Sensitivity of the least stable modes to passive control for a flow around an elastically mounted circular cylinder

This paper presents a methodology to calculate the sensitivity of the least stable eigenvalues with respect to an external forcing added in a fluid-structure interaction system. The structure is a rigid circular cylinder. The algorithms were implemented using the spectral/hp element method for the spatial discretization. We make use of the adjoint equations of the flow-structure coupled system to provide the regions more receptivity to an external forcing. Next, sensitivity computations are carried out by setting the external forcing proportional to the flow velocity and applied in a local point in the domain. The fields of sensitivity were analyzed by using the two least stable modes for different values of reduced velocity. The results were compared to those obtained for a fixed cylinder at the same Reynolds number.

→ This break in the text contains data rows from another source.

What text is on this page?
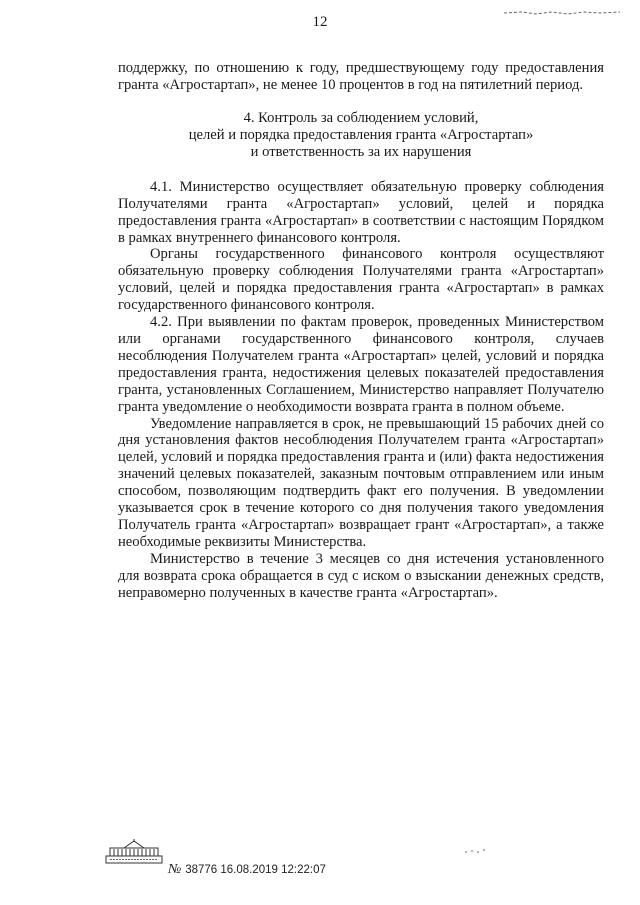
12

поддержку, по отношению к году, предшествующему году предоставления гранта «Агростартап», не менее 10 процентов в год на пятилетний период.

4. Контроль за соблюдением условий,
целей и порядка предоставления гранта «Агростартап»
и ответственность за их нарушения

4.1. Министерство осуществляет обязательную проверку соблюдения Получателями гранта «Агростартап» условий, целей и порядка предоставления гранта «Агростартап» в соответствии с настоящим Порядком в рамках внутреннего финансового контроля.

Органы государственного финансового контроля осуществляют обязательную проверку соблюдения Получателями гранта «Агростартап» условий, целей и порядка предоставления гранта «Агростартап» в рамках государственного финансового контроля.

4.2. При выявлении по фактам проверок, проведенных Министерством или органами государственного финансового контроля, случаев несоблюдения Получателем гранта «Агростартап» целей, условий и порядка предоставления гранта, недостижения целевых показателей предоставления гранта, установленных Соглашением, Министерство направляет Получателю гранта уведомление о необходимости возврата гранта в полном объеме.

Уведомление направляется в срок, не превышающий 15 рабочих дней со дня установления фактов несоблюдения Получателем гранта «Агростартап» целей, условий и порядка предоставления гранта и (или) факта недостижения значений целевых показателей, заказным почтовым отправлением или иным способом, позволяющим подтвердить факт его получения. В уведомлении указывается срок в течение которого со дня получения такого уведомления Получатель гранта «Агростартап» возвращает грант «Агростартап», а также необходимые реквизиты Министерства.

Министерство в течение 3 месяцев со дня истечения установленного для возврата срока обращается в суд с иском о взыскании денежных средств, неправомерно полученных в качестве гранта «Агростартап».

№ 38776 16.08.2019 12:22:07
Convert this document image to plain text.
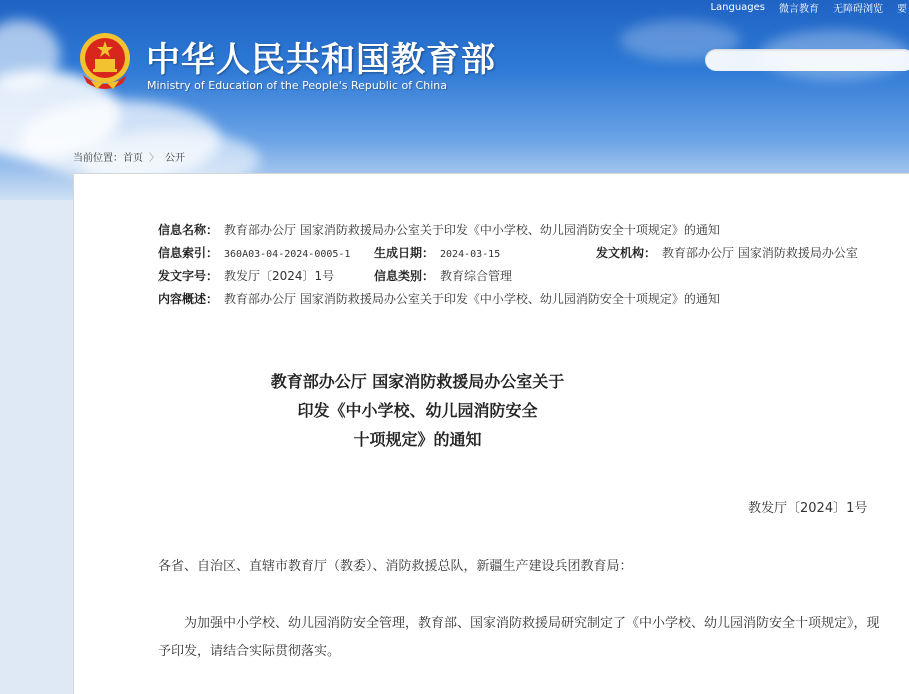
Languages 微言教育 无障碍浏览 要
中华人民共和国教育部
Ministry of Education of the People's Republic of China
当前位置： 首页 〉 公开
信息名称： 教育部办公厅 国家消防救援局办公室关于印发《中小学校、幼儿园消防安全十项规定》的通知
信息索引： 360A03-04-2024-0005-1 生成日期： 2024-03-15	发文机构： 教育部办公厅 国家消防救援局办公室
发文字号： 教发厅〔2024〕1号	信息类别： 教育综合管理
内容概述： 教育部办公厅 国家消防救援局办公室关于印发《中小学校、幼儿园消防安全十项规定》的通知
教育部办公厅 国家消防救援局办公室关于
印发《中小学校、幼儿园消防安全
十项规定》的通知
教发厅〔2024〕1号
各省、自治区、直辖市教育厅（教委）、消防救援总队，新疆生产建设兵团教育局：

为加强中小学校、幼儿园消防安全管理，教育部、国家消防救援局研究制定了《中小学校、幼儿园消防安全十项规定》，现予印发，请结合实际贯彻落实。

Our main findings reveal that the sensitivity fields of the fluid-structure interaction system can be very different from its fixed structure counterpart, and among the cases, with an elastic structure, the fields vary according to the reduced velocity. The sensitivity results were verified against linear and nonlinear simulations of flows with small control cylinders placed at locations selected according to the sensitivity fields. The agreement between the predictions made with the sensitivity analyses and the linear and nonlinear results of the forced flows was excellent. Furthermore, evaluating the sensitivity predictions based on the two least stable modes can be essential if the goal is attenuate the vortex-induced vibration.